Le moyen unique du pourvoi tient en une thèse séduisante. Le règlement de copropriété, soutient la SCI, ne traitait que de l’hypothèse — classique — du droit de surélever un bâtiment affecté à l’usage commun ou comportant plusieurs lots privatifs. Sur la situation, atypique, d’un bâtiment ne comportant qu’un seul lot privatif, le règlement était muet. Or, raisonne le pourvoi, lorsqu’un bâtiment est affecté à l’usage privatif d’un seul copropriétaire, le droit de le surélever doit, sauf clause contraire, lui appartenir à lui seul. En jugeant au contraire que ce droit revenait au syndicat principal, la Cour d’appel aurait, selon le pourvoi, méconnu tant l’ancien article 1134 du Code civil que l’article 3 de la Loi du 10 juillet 1965.
L’argument butait toutefois sur une qualification que la Cour d’appel avait pris soin d’opérer : si le bâtiment D ne comporte qu’un lot privatif, il comporte aussi des parties communes, notamment le toit.
Droit de surélever en copropriété : les parties communes spéciales restent sous contrôle du syndicat
La Cour de cassation rejette le pourvoi en énonçant, dans une formule appelée à devenir de référence, qu’« il résulte des articles 3 et 35 […] de la Loi n° 65-557 du 10 juillet 1965 que, dans le silence du règlement de copropriété, le droit de surélever, pour créer de nouveaux locaux privatifs, un bâtiment qui comporte des parties communes, fussent-elles spéciales, appartient au syndicat des copropriétaires ».
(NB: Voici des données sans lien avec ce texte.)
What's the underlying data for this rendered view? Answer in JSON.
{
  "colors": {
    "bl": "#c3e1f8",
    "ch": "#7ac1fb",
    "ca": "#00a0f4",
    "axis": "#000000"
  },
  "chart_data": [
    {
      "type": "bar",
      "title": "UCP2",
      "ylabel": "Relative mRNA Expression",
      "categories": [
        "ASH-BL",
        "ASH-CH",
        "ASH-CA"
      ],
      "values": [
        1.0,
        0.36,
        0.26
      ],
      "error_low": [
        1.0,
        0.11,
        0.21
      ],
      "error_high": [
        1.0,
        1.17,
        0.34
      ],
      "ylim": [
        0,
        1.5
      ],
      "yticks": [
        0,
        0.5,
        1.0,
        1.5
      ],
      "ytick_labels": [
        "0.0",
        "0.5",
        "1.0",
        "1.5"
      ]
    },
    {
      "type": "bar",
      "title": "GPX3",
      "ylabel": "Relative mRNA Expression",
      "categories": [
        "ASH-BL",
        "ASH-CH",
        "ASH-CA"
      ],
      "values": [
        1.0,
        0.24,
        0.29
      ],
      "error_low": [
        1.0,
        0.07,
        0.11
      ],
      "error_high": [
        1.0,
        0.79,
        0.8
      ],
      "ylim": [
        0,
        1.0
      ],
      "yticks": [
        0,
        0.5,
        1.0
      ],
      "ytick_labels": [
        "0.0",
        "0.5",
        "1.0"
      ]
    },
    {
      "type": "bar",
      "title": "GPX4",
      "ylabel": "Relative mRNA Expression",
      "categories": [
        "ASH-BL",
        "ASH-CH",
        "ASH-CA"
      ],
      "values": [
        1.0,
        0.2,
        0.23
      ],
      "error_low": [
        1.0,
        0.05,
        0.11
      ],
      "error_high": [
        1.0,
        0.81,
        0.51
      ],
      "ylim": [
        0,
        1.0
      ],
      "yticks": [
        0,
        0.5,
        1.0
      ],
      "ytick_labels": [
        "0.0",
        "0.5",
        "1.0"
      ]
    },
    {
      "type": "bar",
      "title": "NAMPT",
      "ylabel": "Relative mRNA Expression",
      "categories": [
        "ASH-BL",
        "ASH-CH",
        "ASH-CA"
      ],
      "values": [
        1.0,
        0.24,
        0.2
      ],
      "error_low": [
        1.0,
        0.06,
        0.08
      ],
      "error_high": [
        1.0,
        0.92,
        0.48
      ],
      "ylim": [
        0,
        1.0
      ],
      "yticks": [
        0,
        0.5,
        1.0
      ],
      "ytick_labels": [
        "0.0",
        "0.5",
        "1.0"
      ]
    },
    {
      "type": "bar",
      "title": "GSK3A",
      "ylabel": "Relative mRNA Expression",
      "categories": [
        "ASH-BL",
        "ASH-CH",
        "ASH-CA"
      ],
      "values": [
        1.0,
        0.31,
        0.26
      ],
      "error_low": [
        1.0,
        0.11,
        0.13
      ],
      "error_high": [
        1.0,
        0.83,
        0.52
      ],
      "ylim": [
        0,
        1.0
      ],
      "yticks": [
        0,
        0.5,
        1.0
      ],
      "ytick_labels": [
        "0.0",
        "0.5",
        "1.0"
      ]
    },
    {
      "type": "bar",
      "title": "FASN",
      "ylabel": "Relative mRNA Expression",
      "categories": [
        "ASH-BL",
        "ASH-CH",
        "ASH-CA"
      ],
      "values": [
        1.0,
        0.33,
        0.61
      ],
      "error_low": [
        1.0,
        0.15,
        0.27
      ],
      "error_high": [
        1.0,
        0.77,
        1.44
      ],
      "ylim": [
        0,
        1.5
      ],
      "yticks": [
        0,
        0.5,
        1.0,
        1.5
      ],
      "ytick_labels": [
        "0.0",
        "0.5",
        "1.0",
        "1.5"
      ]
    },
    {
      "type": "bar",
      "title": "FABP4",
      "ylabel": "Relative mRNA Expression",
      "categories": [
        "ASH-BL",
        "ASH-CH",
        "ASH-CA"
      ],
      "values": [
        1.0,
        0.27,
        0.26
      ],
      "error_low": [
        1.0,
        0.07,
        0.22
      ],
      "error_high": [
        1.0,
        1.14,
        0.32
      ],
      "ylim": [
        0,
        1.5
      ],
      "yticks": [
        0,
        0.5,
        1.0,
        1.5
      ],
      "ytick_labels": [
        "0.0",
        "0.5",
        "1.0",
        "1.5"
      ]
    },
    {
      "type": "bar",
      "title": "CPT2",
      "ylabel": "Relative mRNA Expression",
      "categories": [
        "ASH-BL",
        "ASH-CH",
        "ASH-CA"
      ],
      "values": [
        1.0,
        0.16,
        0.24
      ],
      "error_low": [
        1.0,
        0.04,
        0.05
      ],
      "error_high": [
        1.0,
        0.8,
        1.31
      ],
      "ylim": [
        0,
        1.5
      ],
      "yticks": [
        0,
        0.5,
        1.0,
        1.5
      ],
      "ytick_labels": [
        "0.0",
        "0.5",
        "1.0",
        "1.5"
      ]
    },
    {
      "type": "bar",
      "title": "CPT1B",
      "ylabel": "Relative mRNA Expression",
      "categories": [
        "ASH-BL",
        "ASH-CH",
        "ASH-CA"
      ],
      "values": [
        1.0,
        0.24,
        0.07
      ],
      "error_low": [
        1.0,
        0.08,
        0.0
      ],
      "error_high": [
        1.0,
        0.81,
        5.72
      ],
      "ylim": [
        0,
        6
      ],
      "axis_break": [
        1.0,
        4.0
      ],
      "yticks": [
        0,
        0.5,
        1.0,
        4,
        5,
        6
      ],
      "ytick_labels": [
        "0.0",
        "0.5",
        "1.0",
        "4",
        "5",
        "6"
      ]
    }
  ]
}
L’apport de l’arrêt tient tout entier dans l’incise « fussent-elles spéciales ». Le principe de la titularité syndicale du droit de surélever est en effet établi de longue date par la Troisième Chambre civile de la Cour de cassation, qui en a fait un accessoire des parties communes et du sol qui les porte. Mais la jurisprudence antérieure visait essentiellement des hypothèses où les parties communes en cause étaient générales et où le bâtiment surélevé était mitoyen ou regroupait plusieurs copropriétaires. La situation tranchée par l’arrêt commenté est différente : un bâtiment qui, du seul fait de la présence de parties communes spéciales, demeure soumis au régime collectif, alors même qu’il n’abrite qu’un seul copropriétaire privatif.
La Cour de cassation pose un critère matériel et non personnel. Ce n’est pas le nombre de copropriétaires concernés par le bâtiment qui détermine la titularité du droit de surélever, mais l’existence objective de parties communes. La spécialité de ces parties communes — qui n’affecte que la propriété indivise et l’organisation décisionnelle — ne change rien à leur qualification fondamentale. Une partie commune spéciale reste une partie commune, et le droit accessoire qui s’y rattache demeure attribué au seul syndicat principal en l’absence de stipulation contraire.
Le raisonnement s’inscrit dans l’économie générale de la Loi du 10 juillet 1965. L’article 3, qui définit les parties communes comme celles affectées à l’usage ou à l’utilité de tous les copropriétaires ou de plusieurs d’entre eux, englobe explicitement les parties communes spéciales. L’article 35, dans sa rédaction issue de la Loi ALUR du 24 mars 2014 et antérieure à l’Ordonnance ELAN du 30 octobre 2019 — précision chronologique soigneusement assumée par la Cour —, organise la cession du droit de surélever par le syndicat. Lier ces deux textes pour en déduire la titularité syndicale du droit de surélever est cohérent : qui peut céder est, en principe, celui qui détient.
L’arrêt précise enfin que la Cour d’appel avait souverainement retenu que le droit de surélever n’était pas inclus dans les parties communes spéciales définies par le règlement. Cette précision est doublement utile. D’une part, elle marque la frontière entre interprétation souveraine des juges du fond et contrôle de la qualification par la Cour de cassation : la liste des éléments composant les parties communes spéciales relevait du règlement et de son interprétation. D’autre part, elle indique a contrario que le règlement aurait pu, par une clause explicite, inclure le droit de surélever dans le périmètre des parties communes spéciales — ce qui aurait conduit à attribuer ce droit à la SCI, seule titulaire indivise de ces parties.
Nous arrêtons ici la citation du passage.